Le sue caratteristiche sono simili a quelle degli altri già recuperati nelle precedenti campagne di ricerca: nella parte anteriore una decorazione a rilievo che raffigura un elmo del tipo Montefortino con tre piume nella parte superiore, mentre le numerose concrezioni marine non consentono ancora di verificare la presenza di iscrizioni. Le attività di ricerca nel tratto di mare tra Levanzo e Favignana sono condotte da circa 20 anni da un team formato dalla Soprintendenza del Mare, dalla statunitense Rpm Nautical Foundation e dalla Sdss.
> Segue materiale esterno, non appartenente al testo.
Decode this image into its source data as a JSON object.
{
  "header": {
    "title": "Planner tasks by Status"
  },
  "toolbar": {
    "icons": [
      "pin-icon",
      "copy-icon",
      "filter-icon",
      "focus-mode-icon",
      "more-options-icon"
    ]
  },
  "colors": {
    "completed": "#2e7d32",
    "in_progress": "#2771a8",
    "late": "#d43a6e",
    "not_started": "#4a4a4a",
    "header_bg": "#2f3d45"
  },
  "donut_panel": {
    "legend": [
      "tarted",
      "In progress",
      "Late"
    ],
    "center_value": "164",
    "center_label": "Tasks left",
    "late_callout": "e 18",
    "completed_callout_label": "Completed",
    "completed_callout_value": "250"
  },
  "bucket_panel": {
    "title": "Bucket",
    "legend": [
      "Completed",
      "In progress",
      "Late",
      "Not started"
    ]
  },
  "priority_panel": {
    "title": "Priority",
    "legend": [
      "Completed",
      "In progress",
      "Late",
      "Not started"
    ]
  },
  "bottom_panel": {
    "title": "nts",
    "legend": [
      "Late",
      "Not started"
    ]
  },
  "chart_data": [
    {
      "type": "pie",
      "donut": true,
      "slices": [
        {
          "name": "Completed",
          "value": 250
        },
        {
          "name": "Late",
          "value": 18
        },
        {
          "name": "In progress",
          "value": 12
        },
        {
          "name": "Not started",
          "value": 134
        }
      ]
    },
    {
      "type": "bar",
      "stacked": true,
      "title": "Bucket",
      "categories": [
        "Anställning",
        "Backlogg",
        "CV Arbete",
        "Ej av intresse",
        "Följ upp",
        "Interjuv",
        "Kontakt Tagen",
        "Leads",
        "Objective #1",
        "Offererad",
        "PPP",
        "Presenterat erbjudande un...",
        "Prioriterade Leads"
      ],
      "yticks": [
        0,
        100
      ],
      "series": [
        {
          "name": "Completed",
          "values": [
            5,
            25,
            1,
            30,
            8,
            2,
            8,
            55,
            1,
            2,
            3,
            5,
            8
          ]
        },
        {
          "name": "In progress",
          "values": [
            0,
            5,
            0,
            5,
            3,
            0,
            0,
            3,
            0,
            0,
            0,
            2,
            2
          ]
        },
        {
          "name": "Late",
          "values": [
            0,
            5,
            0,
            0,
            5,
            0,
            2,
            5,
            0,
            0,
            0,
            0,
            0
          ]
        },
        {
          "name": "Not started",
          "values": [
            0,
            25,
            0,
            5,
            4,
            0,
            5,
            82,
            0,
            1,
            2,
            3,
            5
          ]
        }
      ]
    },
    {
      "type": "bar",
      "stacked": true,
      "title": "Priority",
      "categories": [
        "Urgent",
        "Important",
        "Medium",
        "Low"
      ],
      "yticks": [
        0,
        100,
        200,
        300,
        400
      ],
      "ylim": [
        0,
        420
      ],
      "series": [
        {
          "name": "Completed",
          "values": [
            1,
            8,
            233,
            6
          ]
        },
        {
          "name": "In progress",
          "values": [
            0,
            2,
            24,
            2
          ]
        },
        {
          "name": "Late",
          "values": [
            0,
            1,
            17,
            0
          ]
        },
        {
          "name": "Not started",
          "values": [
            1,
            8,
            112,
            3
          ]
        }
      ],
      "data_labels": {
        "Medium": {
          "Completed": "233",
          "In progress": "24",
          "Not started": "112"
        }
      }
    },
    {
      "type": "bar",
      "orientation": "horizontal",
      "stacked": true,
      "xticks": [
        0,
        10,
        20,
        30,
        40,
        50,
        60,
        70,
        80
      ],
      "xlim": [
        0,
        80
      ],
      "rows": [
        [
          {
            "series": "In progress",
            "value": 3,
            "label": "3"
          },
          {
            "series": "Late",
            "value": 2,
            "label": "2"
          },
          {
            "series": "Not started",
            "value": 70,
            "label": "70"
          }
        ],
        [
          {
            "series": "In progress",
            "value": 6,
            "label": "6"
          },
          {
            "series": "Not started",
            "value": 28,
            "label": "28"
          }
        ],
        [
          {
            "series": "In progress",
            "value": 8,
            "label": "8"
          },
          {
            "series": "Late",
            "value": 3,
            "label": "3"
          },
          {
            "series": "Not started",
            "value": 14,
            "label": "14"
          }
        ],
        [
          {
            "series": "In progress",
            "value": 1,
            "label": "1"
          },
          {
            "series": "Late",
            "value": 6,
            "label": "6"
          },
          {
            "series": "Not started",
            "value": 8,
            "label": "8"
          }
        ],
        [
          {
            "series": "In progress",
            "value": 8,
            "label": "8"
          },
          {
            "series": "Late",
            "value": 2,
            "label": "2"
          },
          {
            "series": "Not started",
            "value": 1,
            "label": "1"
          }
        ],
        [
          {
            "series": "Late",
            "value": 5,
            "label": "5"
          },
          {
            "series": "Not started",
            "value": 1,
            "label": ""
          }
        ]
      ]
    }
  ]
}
“I fondali delle Egadi sono sempre una fonte preziosa di informazioni per aggiungere ulteriori conoscenze sulla battaglia navale tra la flotta romana e quella cartaginese. L’intuizione di Sebastiano Tusa continua ancora oggi a ricevere conferme sempre più puntuali, avvalorando gli studi dell’archeologo che avevano consentito l’individuazione del teatro della battaglia” ha commentato l’assessore regionale ai Beni culturali, Francesco Paolo Scarpinato. “Con quest’ultimo rostro – sottolinea l’assessore -, salgono a 27 quelli ritrovati a partire dai primi anni Duemila. Negli ultimi 20 anni sono stati individuati anche 30 elmi del tipo Montefortino, appartenuti ai soldati romani, due spade, alcune monete e un considerevole numero di anfore”. La battaglia delle Egadi, descritta da Polibio e da molti altri storici antichi, concluse la lunga prima guerra punica grazie ad una svolta impressa dall’audace ammiraglio Lutazio Catulo che sbloccò una situazione di stallo anche grazie a un’arma micidiale come quella rappresentata dal rostro.